I think he meant academia
I use to work in customer service. On UK and US line. I remember people usually where happy to talk with us. In few cases I remember someone saying “thank god your not from India”. What was very homophobic.
Yeah spot on. As an Irish man I’ve to admit it took me a long time to get over this and to get over myself if I’m honest.
Maybe stop caring about what others think about you instead of running away.
All depends on the career stage you’re at. IT specialists get a ton of recognition, pretty much all white collar workers with hard skills do (Ops, Data, Analytics, even Performance Marketing).
But as soon as you try to get to leadership positions, beyond middle management, suddenly you’re met a wall where your Eastern Europeaness is again a significant hindrance. Working in London, I once got feedback that while I’m technically stronger, have better experience, and my teams perform better, promotion was given to someone the C-suite had a better “vibe” with – obviously a British person.
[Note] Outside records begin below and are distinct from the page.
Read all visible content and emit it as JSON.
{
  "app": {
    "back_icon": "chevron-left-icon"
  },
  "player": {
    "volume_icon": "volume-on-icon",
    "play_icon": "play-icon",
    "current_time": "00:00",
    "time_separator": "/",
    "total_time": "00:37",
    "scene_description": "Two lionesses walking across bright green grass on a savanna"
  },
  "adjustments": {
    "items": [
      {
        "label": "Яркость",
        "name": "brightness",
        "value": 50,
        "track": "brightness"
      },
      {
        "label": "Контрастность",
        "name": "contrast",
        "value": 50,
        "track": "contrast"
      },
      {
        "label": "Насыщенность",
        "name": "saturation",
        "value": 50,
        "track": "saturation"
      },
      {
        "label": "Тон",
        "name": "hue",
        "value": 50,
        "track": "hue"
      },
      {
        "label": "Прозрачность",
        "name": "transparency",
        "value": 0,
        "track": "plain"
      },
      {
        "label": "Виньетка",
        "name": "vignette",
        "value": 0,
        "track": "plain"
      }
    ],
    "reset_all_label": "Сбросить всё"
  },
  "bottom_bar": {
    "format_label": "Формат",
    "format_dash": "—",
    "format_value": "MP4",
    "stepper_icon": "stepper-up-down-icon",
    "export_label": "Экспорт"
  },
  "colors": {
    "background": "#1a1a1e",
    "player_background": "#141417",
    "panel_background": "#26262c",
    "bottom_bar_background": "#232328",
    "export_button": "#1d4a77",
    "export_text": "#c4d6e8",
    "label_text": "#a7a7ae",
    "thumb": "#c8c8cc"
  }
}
Specifically for the UK, I heard of a colonial complex, where the upper class don’t mind workers from Poland (and other parts of the world) as they’re culturally used to foreign help, but it’s hard to stomach giving a non-Westerner a position of power.
As an immigrant in Poland this post made me laugh
Given that the head of Polish Studies at Cambridge is Australian… Yeah. It’s absolutely a thing.
I find it both iritating and kinda funny cause in a vast majority of the cases it’s the exact opposite – in my experience westerners are generally less competent and have substandard work ethics.
In the corporate world it’s a big chain of western europeans discriminating on central europeans discriminating on eastern europeans discriminating on indians discriminating on africans.
I’m not sure who the africans are going to get to discrimnate on.